EVERYTHING IN MODERATION: You can still enjoy your traditional high-calorie and high fat favorites — just consider eating smaller portions.
PATIENCE IS A VIRTUE: “A huge meal can be consumed in 10 or 15 minutes, but your brain doesn’t get the message that you’re full for at least 15 to 20 minutes. That leaves you open to eating more than you should. So it’s important to take the time to savor what you’re eating rather than wolfing it down,” adds Clifford.
SUBSTITUTE: Substitute high fat foods such as butter and sour cream with lower fat alternatives such as reduced-fat butter, reduced-fat sour cream, or plain yogurt.
EAT AND PLAN AHEAD. We all like to “save up” by starving ourselves all day before a big meal — not a good idea. Instead, eat small meals throughout the day so you do not binge at your holiday meal. Additionally, you should plan ahead. For example, if you know you’re going to want dessert, cut back your meal portions or make sure to have a low-calorie option ready, such as fruit.

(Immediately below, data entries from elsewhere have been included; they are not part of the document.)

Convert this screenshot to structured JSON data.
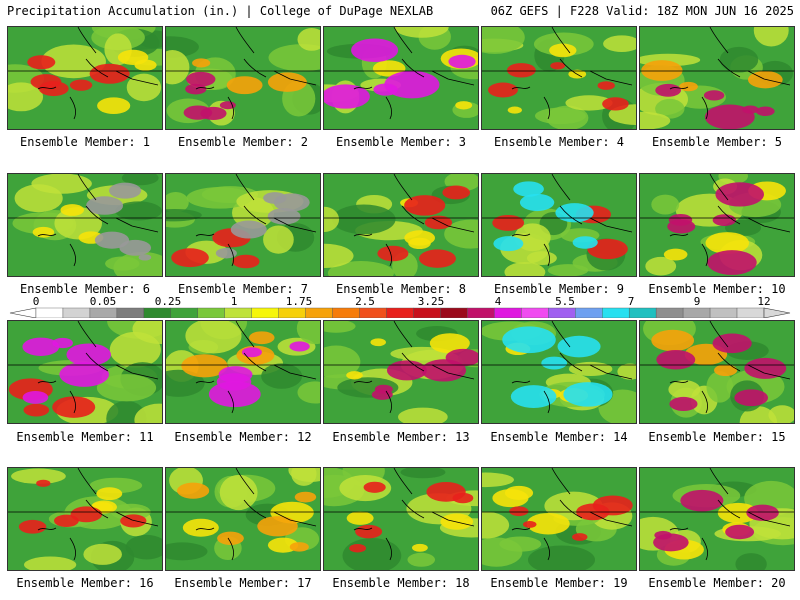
{
  "header": {
    "left": "Precipitation Accumulation (in.) | College of DuPage NEXLAB",
    "right": "06Z GEFS | F228 Valid: 18Z MON JUN 16 2025"
  },
  "panels": [
    {
      "label": "Ensemble Member: 1",
      "blobs": [
        {
          "c": "#f6e30a",
          "r": 0.3
        },
        {
          "c": "#e8201c",
          "r": 0.45
        }
      ]
    },
    {
      "label": "Ensemble Member: 2",
      "blobs": [
        {
          "c": "#f6a20a",
          "r": 0.4
        },
        {
          "c": "#c1116a",
          "r": 0.6
        }
      ]
    },
    {
      "label": "Ensemble Member: 3",
      "blobs": [
        {
          "c": "#f6e30a",
          "r": 0.35
        },
        {
          "c": "#e017e0",
          "r": 0.8
        }
      ]
    },
    {
      "label": "Ensemble Member: 4",
      "blobs": [
        {
          "c": "#f6e30a",
          "r": 0.3
        },
        {
          "c": "#e8201c",
          "r": 0.4
        }
      ]
    },
    {
      "label": "Ensemble Member: 5",
      "blobs": [
        {
          "c": "#f6a20a",
          "r": 0.4
        },
        {
          "c": "#c1116a",
          "r": 0.7
        }
      ]
    },
    {
      "label": "Ensemble Member: 6",
      "blobs": [
        {
          "c": "#f6e30a",
          "r": 0.5
        },
        {
          "c": "#999999",
          "r": 0.3
        }
      ]
    },
    {
      "label": "Ensemble Member: 7",
      "blobs": [
        {
          "c": "#e8201c",
          "r": 0.5
        },
        {
          "c": "#999999",
          "r": 0.4
        }
      ]
    },
    {
      "label": "Ensemble Member: 8",
      "blobs": [
        {
          "c": "#f6e30a",
          "r": 0.5
        },
        {
          "c": "#e8201c",
          "r": 0.35
        }
      ]
    },
    {
      "label": "Ensemble Member: 9",
      "blobs": [
        {
          "c": "#e8201c",
          "r": 0.55
        },
        {
          "c": "#27e0f0",
          "r": 0.7
        }
      ]
    },
    {
      "label": "Ensemble Member: 10",
      "blobs": [
        {
          "c": "#f6e30a",
          "r": 0.5
        },
        {
          "c": "#c1116a",
          "r": 0.6
        }
      ]
    },
    {
      "label": "Ensemble Member: 11",
      "blobs": [
        {
          "c": "#e8201c",
          "r": 0.6
        },
        {
          "c": "#e017e0",
          "r": 0.75
        }
      ]
    },
    {
      "label": "Ensemble Member: 12",
      "blobs": [
        {
          "c": "#f6a20a",
          "r": 0.55
        },
        {
          "c": "#e017e0",
          "r": 0.7
        }
      ]
    },
    {
      "label": "Ensemble Member: 13",
      "blobs": [
        {
          "c": "#f6e30a",
          "r": 0.45
        },
        {
          "c": "#c1116a",
          "r": 0.45
        }
      ]
    },
    {
      "label": "Ensemble Member: 14",
      "blobs": [
        {
          "c": "#f6e30a",
          "r": 0.45
        },
        {
          "c": "#27e0f0",
          "r": 0.75
        }
      ]
    },
    {
      "label": "Ensemble Member: 15",
      "blobs": [
        {
          "c": "#f6a20a",
          "r": 0.5
        },
        {
          "c": "#c1116a",
          "r": 0.55
        }
      ]
    },
    {
      "label": "Ensemble Member: 16",
      "blobs": [
        {
          "c": "#f6e30a",
          "r": 0.45
        },
        {
          "c": "#e8201c",
          "r": 0.4
        }
      ]
    },
    {
      "label": "Ensemble Member: 17",
      "blobs": [
        {
          "c": "#f6e30a",
          "r": 0.5
        },
        {
          "c": "#f6a20a",
          "r": 0.35
        }
      ]
    },
    {
      "label": "Ensemble Member: 18",
      "blobs": [
        {
          "c": "#f6e30a",
          "r": 0.45
        },
        {
          "c": "#e8201c",
          "r": 0.3
        }
      ]
    },
    {
      "label": "Ensemble Member: 19",
      "blobs": [
        {
          "c": "#f6e30a",
          "r": 0.45
        },
        {
          "c": "#e8201c",
          "r": 0.35
        }
      ]
    },
    {
      "label": "Ensemble Member: 20",
      "blobs": [
        {
          "c": "#f6e30a",
          "r": 0.45
        },
        {
          "c": "#c1116a",
          "r": 0.5
        }
      ]
    }
  ],
  "legend": {
    "ticks": [
      "0",
      "0.05",
      "0.25",
      "1",
      "1.75",
      "2.5",
      "3.25",
      "4",
      "5.5",
      "7",
      "9",
      "12"
    ],
    "colors": [
      "#ffffff",
      "#d3d3d3",
      "#a9a9a9",
      "#7d7d7d",
      "#2f8a2f",
      "#3fa33a",
      "#7ac83a",
      "#bfe23a",
      "#f6f60a",
      "#f6d00a",
      "#f6a20a",
      "#f67c0a",
      "#f0501c",
      "#e8201c",
      "#c8101c",
      "#9b0a1c",
      "#c1116a",
      "#e017e0",
      "#f04bf0",
      "#a060f0",
      "#6ea0f0",
      "#27e0f0",
      "#20c0c0",
      "#8f8f8f",
      "#a8a8a8",
      "#c0c0c0",
      "#d8d8d8"
    ]
  }
}
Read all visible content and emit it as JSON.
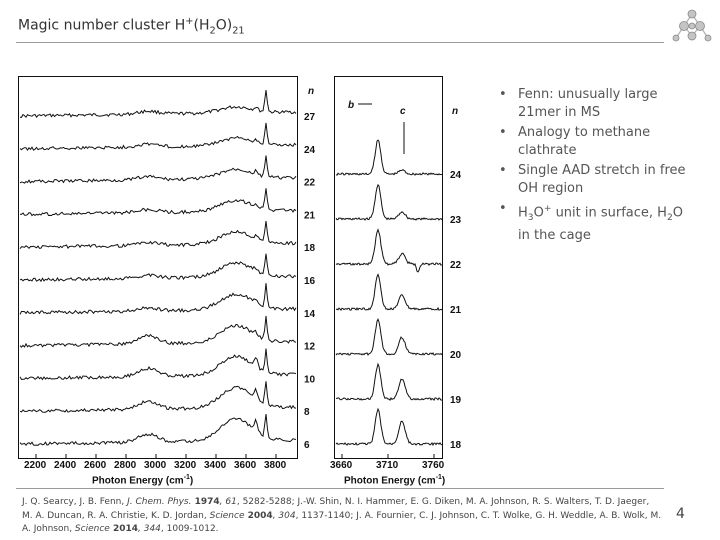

EASY ON THE ALCOHOL: Alcohol decreases inhibitions — potentially causing you to eat more — plus it’s loaded with calories. If you’re going to drink, try drinking wine or beer — and stay away from exotic fruity cocktails or fancy coffee drinks.
EAT WITH YOUR MOUTH SHUT: Engage in conversation to help keep your eating at a healthy pace. When you talk you are less likely to eat. Remember, your mom always told you not to talk with your mouth full!